Follow the path of what I know, then try to implement correct coding practices, or start with good coding practices and try to fudge the way through

programming practices

First off, I want to say that I am used to doing Procedural Programming as my hobby – I'm trying to learn OOP in a couple languages, and understand the theory, just not the practice.

I have a pet-project I wanted to build, specifically in PHP with a database backend (didn't care what one). My main reason was for the app to be used on any device, so a WebApp seemed like the logical choice.

I understand that to build maintainable PHP WebApps, it should use OOP, Classes, Frameworks, Libraries, etc. This sounds logical, so I decide to try some of the popular ones. However, after an entire weekend of just trying them and trying to get through the tutorials, I'm left both confused and frustrated trying to adapt the tutorials to my small project.

I decided, mainly for a proof-of-concept, to build the app in another program (Microsoft Access), and accomplished my main goals in only a couple hours – except the Web part.

My question is, should I follow the path of what I know, then try to implement correct coding practices, or should I start with the good coding practices, and try to fudge my way through? For this project, I would like it to be Open Sourced on GitHub, so I would be open to other people using and changing my code, but I also know that if code is written poorly, it would be hard to gather coders to help.

Best Answer

Best practices are mostly suggestions and proposals gathered from experience to help make projects easier to *able.

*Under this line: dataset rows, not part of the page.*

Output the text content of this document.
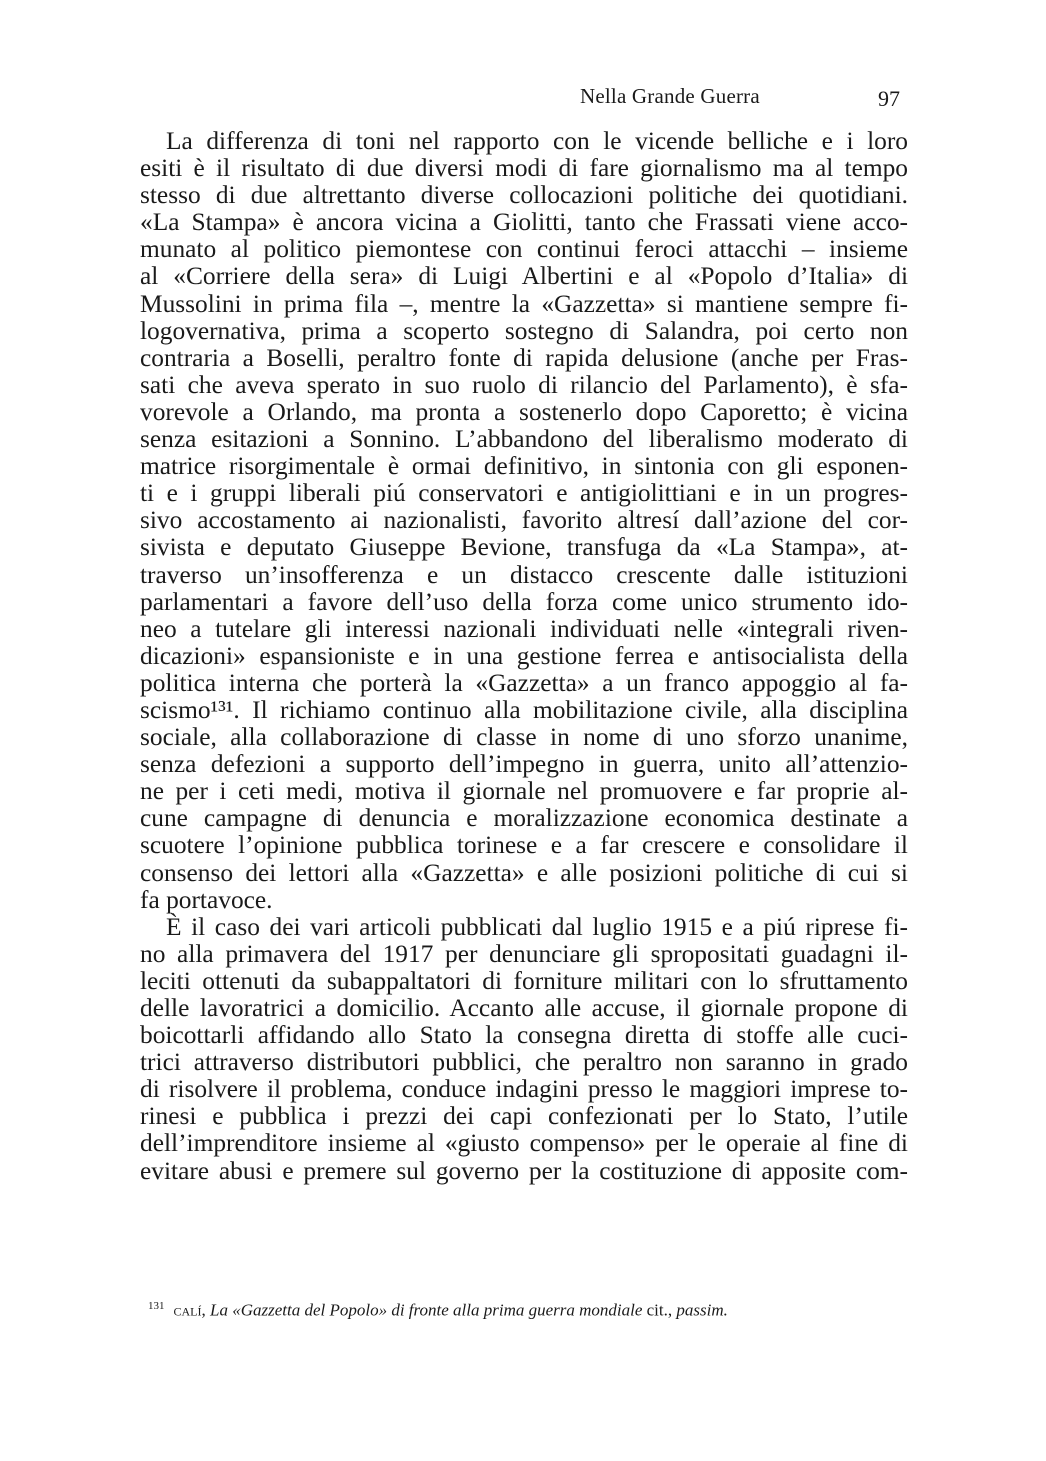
Nella Grande Guerra	97
La differenza di toni nel rapporto con le vicende belliche e i loro
esiti è il risultato di due diversi modi di fare giornalismo ma al tempo
stesso di due altrettanto diverse collocazioni politiche dei quotidiani.
«La Stampa» è ancora vicina a Giolitti, tanto che Frassati viene acco-
munato al politico piemontese con continui feroci attacchi – insieme
al «Corriere della sera» di Luigi Albertini e al «Popolo d’Italia» di
Mussolini in prima fila –, mentre la «Gazzetta» si mantiene sempre fi-
logovernativa, prima a scoperto sostegno di Salandra, poi certo non
contraria a Boselli, peraltro fonte di rapida delusione (anche per Fras-
sati che aveva sperato in suo ruolo di rilancio del Parlamento), è sfa-
vorevole a Orlando, ma pronta a sostenerlo dopo Caporetto; è vicina
senza esitazioni a Sonnino. L’abbandono del liberalismo moderato di
matrice risorgimentale è ormai definitivo, in sintonia con gli esponen-
ti e i gruppi liberali piú conservatori e antigiolittiani e in un progres-
sivo accostamento ai nazionalisti, favorito altresí dall’azione del cor-
sivista e deputato Giuseppe Bevione, transfuga da «La Stampa», at-
traverso un’insofferenza e un distacco crescente dalle istituzioni
parlamentari a favore dell’uso della forza come unico strumento ido-
neo a tutelare gli interessi nazionali individuati nelle «integrali riven-
dicazioni» espansioniste e in una gestione ferrea e antisocialista della
politica interna che porterà la «Gazzetta» a un franco appoggio al fa-
scismo¹³¹. Il richiamo continuo alla mobilitazione civile, alla disciplina
sociale, alla collaborazione di classe in nome di uno sforzo unanime,
senza defezioni a supporto dell’impegno in guerra, unito all’attenzio-
ne per i ceti medi, motiva il giornale nel promuovere e far proprie al-
cune campagne di denuncia e moralizzazione economica destinate a
scuotere l’opinione pubblica torinese e a far crescere e consolidare il
consenso dei lettori alla «Gazzetta» e alle posizioni politiche di cui si
fa portavoce.
È il caso dei vari articoli pubblicati dal luglio 1915 e a piú riprese fi-
no alla primavera del 1917 per denunciare gli spropositati guadagni il-
leciti ottenuti da subappaltatori di forniture militari con lo sfruttamento
delle lavoratrici a domicilio. Accanto alle accuse, il giornale propone di
boicottarli affidando allo Stato la consegna diretta di stoffe alle cuci-
trici attraverso distributori pubblici, che peraltro non saranno in grado
di risolvere il problema, conduce indagini presso le maggiori imprese to-
rinesi e pubblica i prezzi dei capi confezionati per lo Stato, l’utile
dell’imprenditore insieme al «giusto compenso» per le operaie al fine di
evitare abusi e premere sul governo per la costituzione di apposite com-
$^{131}$ calí, La «Gazzetta del Popolo» di fronte alla prima guerra mondiale cit., passim.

The key aspects of this IMHO is the experience part. Though these best practices are good ways for people with more experience to share it with beginners, I think one still needs a minimum level of experience to truly understand what makes this is a best practice. Doing otherwise amounts to following them blindly as the rule of law which in the end I think will slow down your learning as you slowly let others do the thinking for you.

In any case, the absolute paramount most important thing do to in a software project to me is ... well... finish it, ship it... in short make it work !

Anything before that point is vaporware, a figment of your imagination. Only once you have something that works can you truly evaluates if it is slow, hard to maintain, hard to test etc. The process of making it work will expose things for which, perhaps, there exist a best practice that would help you rethink it in a way that makes it easier to reach that goal.

So yes, start with what you know first, take note of things you do that are hard. When you hit a wall take a step back and look at that wall, learn what it is made of. In a great many cases you will realise that YOU are the root of the problem. Your lack of understanding of some part of the issue you are trying to solve, your lack of knowledge on how you can better leverage the tools you have or your ignorance of other tools that are right under your nose the whole time but were not ready to start their mastery.

At the same time, keep reading about new ways to do things. Read these best practices and try to see if they apply to anything you are finding difficult in your project. If not, remember their existence and revisit them from time to time. Stay curious. In time you will see that the observations made above just click naturally with the knowledge you acquire here.

Lastly experiment with what you've learned and see if it does make things simpler. keep at this and eventually you will read the best practice for what they are. Just simple advice from people that have suffered and learned a way to make it easier. Heck you may even disagree with some of them and see that your way actually works better for you. But without knowledge you are just walking blind.